When the procedures do become relevant, it often felt like the first mention was then redundant. That could've been good foreshadowing if done lightly, but reading all five paragraphs just left me feeling exhausted. And though the article does pick up after the Containment Protocols, this kind of unnecessary repetition lives on throughout the entire article.
The description begin with pointless discovery information. It's alright after that, at least until it pulls the god-damned "recording equipment malfunctions when the thing happens" trope. I know that this is an old article, but you shouldn't need hindsight to tell you how dumb and lazy that is.
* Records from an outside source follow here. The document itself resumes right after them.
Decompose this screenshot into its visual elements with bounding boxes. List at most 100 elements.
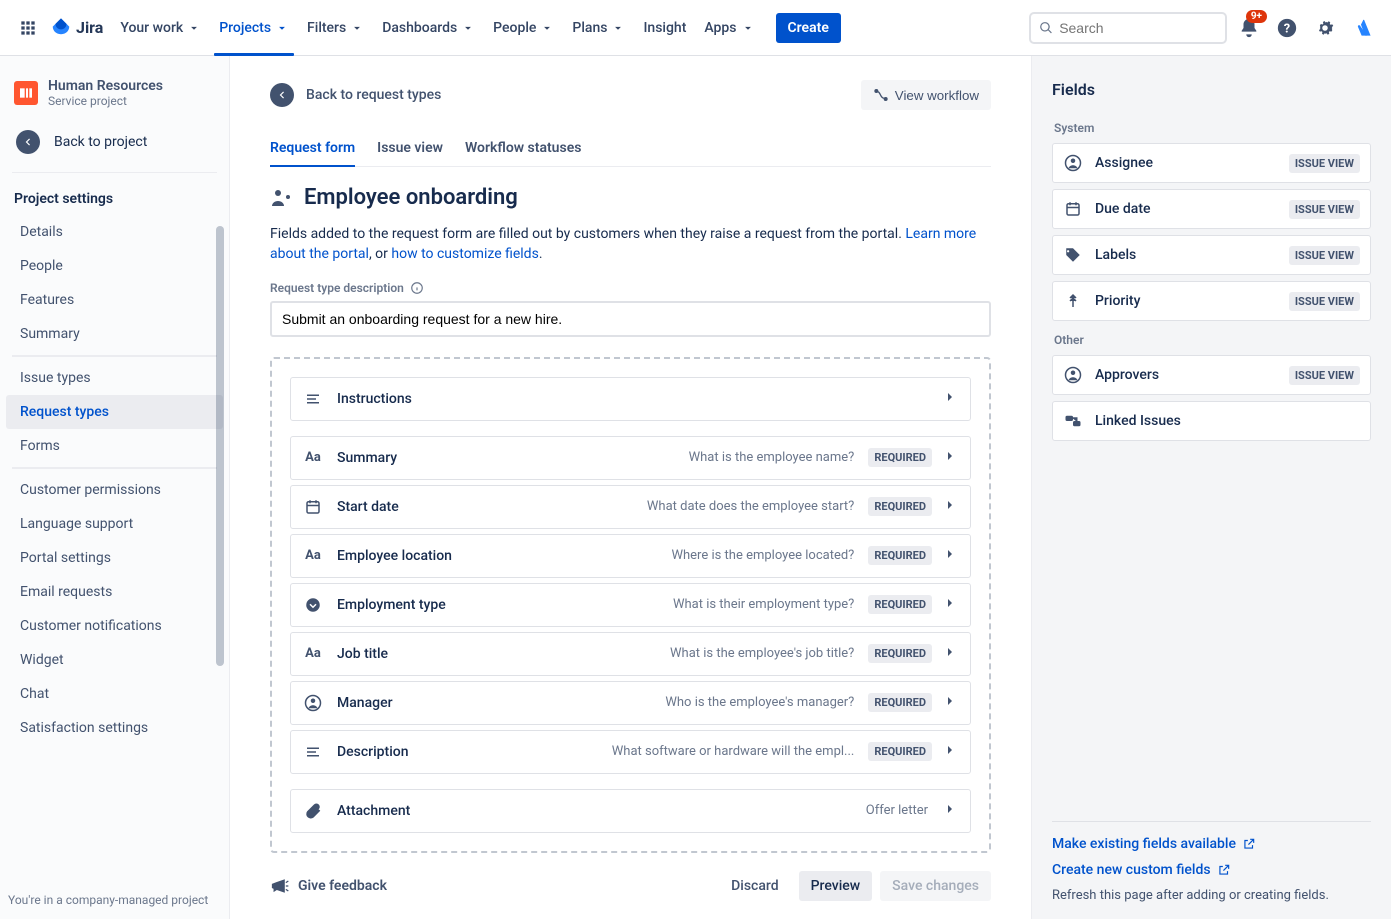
available-field-assignee[interactable]: AssigneeISSUE VIEW	[1052, 143, 1371, 183]
other-section-label: Other	[1054, 333, 1369, 347]
field-hint: What is the employee name?	[689, 450, 855, 465]
field-row-attachment[interactable]: AttachmentOffer letter	[290, 789, 971, 833]
sidebar-item-details[interactable]: Details	[6, 215, 223, 249]
tabs: Request form Issue view Workflow statuses	[270, 134, 991, 167]
jira-logo[interactable]: Jira	[50, 17, 103, 39]
view-workflow-button[interactable]: View workflow	[861, 80, 991, 110]
nav-item-filters[interactable]: Filters	[298, 14, 373, 42]
sidebar-item-request-types[interactable]: Request types	[6, 395, 223, 429]
field-row-employment-type[interactable]: Employment typeWhat is their employment …	[290, 583, 971, 627]
nav-item-dashboards[interactable]: Dashboards	[373, 14, 484, 42]
description-input[interactable]	[270, 301, 991, 337]
sidebar-item-language-support[interactable]: Language support	[6, 507, 223, 541]
available-field-linked-issues[interactable]: Linked Issues	[1052, 401, 1371, 441]
Aa-icon: Aa	[303, 448, 323, 468]
sidebar-item-portal-settings[interactable]: Portal settings	[6, 541, 223, 575]
description-label: Request type description	[270, 281, 991, 295]
field-row-employee-location[interactable]: AaEmployee locationWhere is the employee…	[290, 534, 971, 578]
tab-request-form[interactable]: Request form	[270, 134, 355, 166]
customize-fields-link[interactable]: how to customize fields	[391, 246, 538, 262]
field-row-summary[interactable]: AaSummaryWhat is the employee name?REQUI…	[290, 436, 971, 480]
chevron-right-icon	[942, 801, 958, 821]
person-icon	[303, 693, 323, 713]
field-name: Manager	[337, 695, 393, 711]
sidebar-item-email-requests[interactable]: Email requests	[6, 575, 223, 609]
logo-text: Jira	[76, 18, 103, 37]
tab-issue-view[interactable]: Issue view	[377, 134, 443, 166]
required-badge: REQUIRED	[868, 693, 932, 712]
sidebar-item-chat[interactable]: Chat	[6, 677, 223, 711]
nav-item-people[interactable]: People	[484, 14, 563, 42]
available-field-approvers[interactable]: ApproversISSUE VIEW	[1052, 355, 1371, 395]
primary-nav: Your workProjectsFiltersDashboardsPeople…	[111, 14, 763, 42]
create-button[interactable]: Create	[776, 13, 841, 43]
field-row-job-title[interactable]: AaJob titleWhat is the employee's job ti…	[290, 632, 971, 676]
sidebar-item-customer-permissions[interactable]: Customer permissions	[6, 473, 223, 507]
page-title: Employee onboarding	[304, 185, 518, 210]
nav-item-your-work[interactable]: Your work	[111, 14, 210, 42]
nav-item-apps[interactable]: Apps	[695, 14, 763, 42]
calendar-icon	[303, 497, 323, 517]
field-name: Linked Issues	[1095, 413, 1181, 429]
give-feedback[interactable]: Give feedback	[270, 876, 387, 896]
sidebar-item-customer-notifications[interactable]: Customer notifications	[6, 609, 223, 643]
sidebar-heading: Project settings	[0, 177, 229, 215]
app-switcher-icon[interactable]	[12, 12, 44, 44]
help-icon[interactable]: ?	[1271, 12, 1303, 44]
notifications-icon[interactable]: 9+	[1233, 12, 1265, 44]
tag-icon	[1063, 245, 1083, 265]
nav-item-insight[interactable]: Insight	[634, 14, 695, 42]
chevron-right-icon	[942, 546, 958, 566]
sidebar-item-people[interactable]: People	[6, 249, 223, 283]
discard-button[interactable]: Discard	[719, 871, 790, 901]
issue-view-badge: ISSUE VIEW	[1289, 246, 1360, 265]
field-row-start-date[interactable]: Start dateWhat date does the employee st…	[290, 485, 971, 529]
link-icon	[1063, 411, 1083, 431]
field-name: Description	[337, 744, 409, 760]
nav-item-projects[interactable]: Projects	[210, 14, 298, 42]
chevron-right-icon	[942, 389, 958, 409]
chevron-down-icon	[741, 21, 755, 35]
nav-item-plans[interactable]: Plans	[563, 14, 634, 42]
fields-panel: Fields System AssigneeISSUE VIEWDue date…	[1031, 56, 1391, 919]
project-header[interactable]: Human Resources Service project	[0, 56, 229, 118]
preview-button[interactable]: Preview	[799, 871, 873, 901]
settings-icon[interactable]	[1309, 12, 1341, 44]
tab-workflow-statuses[interactable]: Workflow statuses	[465, 134, 581, 166]
field-row-description[interactable]: DescriptionWhat software or hardware wil…	[290, 730, 971, 774]
search-input[interactable]	[1059, 20, 1217, 36]
issue-view-badge: ISSUE VIEW	[1289, 366, 1360, 385]
sidebar-item-features[interactable]: Features	[6, 283, 223, 317]
sidebar-scrollbar[interactable]	[216, 226, 224, 666]
chevron-down-icon	[461, 21, 475, 35]
back-to-project[interactable]: Back to project	[0, 118, 229, 168]
sidebar-item-issue-types[interactable]: Issue types	[6, 361, 223, 395]
project-type: Service project	[48, 94, 163, 108]
top-nav: Jira Your workProjectsFiltersDashboardsP…	[0, 0, 1391, 56]
workflow-icon	[873, 87, 889, 103]
sidebar-item-satisfaction-settings[interactable]: Satisfaction settings	[6, 711, 223, 745]
sidebar-item-widget[interactable]: Widget	[6, 643, 223, 677]
field-row-manager[interactable]: ManagerWho is the employee's manager?REQ…	[290, 681, 971, 725]
Aa-icon: Aa	[303, 644, 323, 664]
available-field-priority[interactable]: PriorityISSUE VIEW	[1052, 281, 1371, 321]
sidebar: Human Resources Service project Back to …	[0, 56, 230, 919]
chevron-right-icon	[942, 742, 958, 762]
info-icon[interactable]	[410, 281, 424, 295]
sidebar-item-summary[interactable]: Summary	[6, 317, 223, 351]
custom-fields-link[interactable]: Create new custom fields	[1052, 862, 1371, 878]
system-section-label: System	[1054, 121, 1369, 135]
existing-fields-link[interactable]: Make existing fields available	[1052, 836, 1371, 852]
atlassian-icon[interactable]	[1347, 12, 1379, 44]
arrow-left-icon	[270, 83, 294, 107]
back-to-request-types[interactable]: Back to request types	[270, 83, 441, 107]
sidebar-item-forms[interactable]: Forms	[6, 429, 223, 463]
fields-drop-zone[interactable]: Instructions Aa Summary What is the employe…	[270, 357, 991, 853]
available-field-due-date[interactable]: Due dateISSUE VIEW	[1052, 189, 1371, 229]
field-row-instructions[interactable]: Instructions	[290, 377, 971, 421]
search-box[interactable]	[1029, 12, 1227, 44]
issue-view-badge: ISSUE VIEW	[1289, 200, 1360, 219]
available-field-labels[interactable]: LabelsISSUE VIEW	[1052, 235, 1371, 275]
field-name: Summary	[337, 450, 397, 466]
issue-view-badge: ISSUE VIEW	[1289, 154, 1360, 173]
To prevent the remainder of this review from being too long-winded, I'll just give a quick summary of each collapsible section. Or at least, that's what I wanted to do, because the collapsibles in this article are somewhat oddly arranged. I tried my best.
Stimuli table
The power outage part is all that progresses the article, and it will be repeated in the very next section anyway. I don't think you would lose much if you cut this out.
Phone call
This part is good. It does a good job introducing the "deeper being" of the article, while still being subtle enough to only make that recognizable in hindsight. It also renders the stimuli table redundant and unnecessary, along with the description of RPC-678-1 speaking habits.
RPC-678-A
Like the phone call, this part actually progresses the article, this time also heightening the stakes and making the presence of a malicious force feel more apparent. It's well executed, and I don't really have any other complaints or comments.
Camera
Another well executed part, but why this happens chronologically before the last segment in spite of its position in the article and narrative is beyond me.
Appendix A
This could've been included at the end of the RPC-678-A part.
Appendix B
This could've been included in the Description. "(but see Addendum I)" is some first draft level phrasing. I would just go with "(see Addendum I)", especially as it makes the contents of Addendum I more ambiguous.
Appendix C
Unless there's some kind of grand connection I'm missing, this just feels like random shit being thrown at the wall in an attempt to grab my attention. It's another unnecessary section that pads out the article, and one of the longest.
Appendix D
Adds an extra sense of mystery to the article after most of it's already over. Nice, though I think this could've been reformatted into a Discovery section.
Appendix E
I don't know what this adds to the narrative, but it didn't particularly offend me or anything.
Addendum I (shouldn't it be an "Addendum" section and not a collapsible?)
Feels weird that this is used as a conclusion when it comes before most of the other events and doesn't really say anything the reader didn't already know, but it's alright.
Overall, I give this article a 3/5. It's oddly arranged, has a lot of long, boring, unnecessary parts, and contains a fair few grammatical errors, but I could significantly enjoy this article with a nice enough rewrite. The tale of the schoolchildren trapped in a cold, monotonous, violent school…
Wait, that sounds like an article I've already read, except less horrific and less memorable. And now I don't know what to think.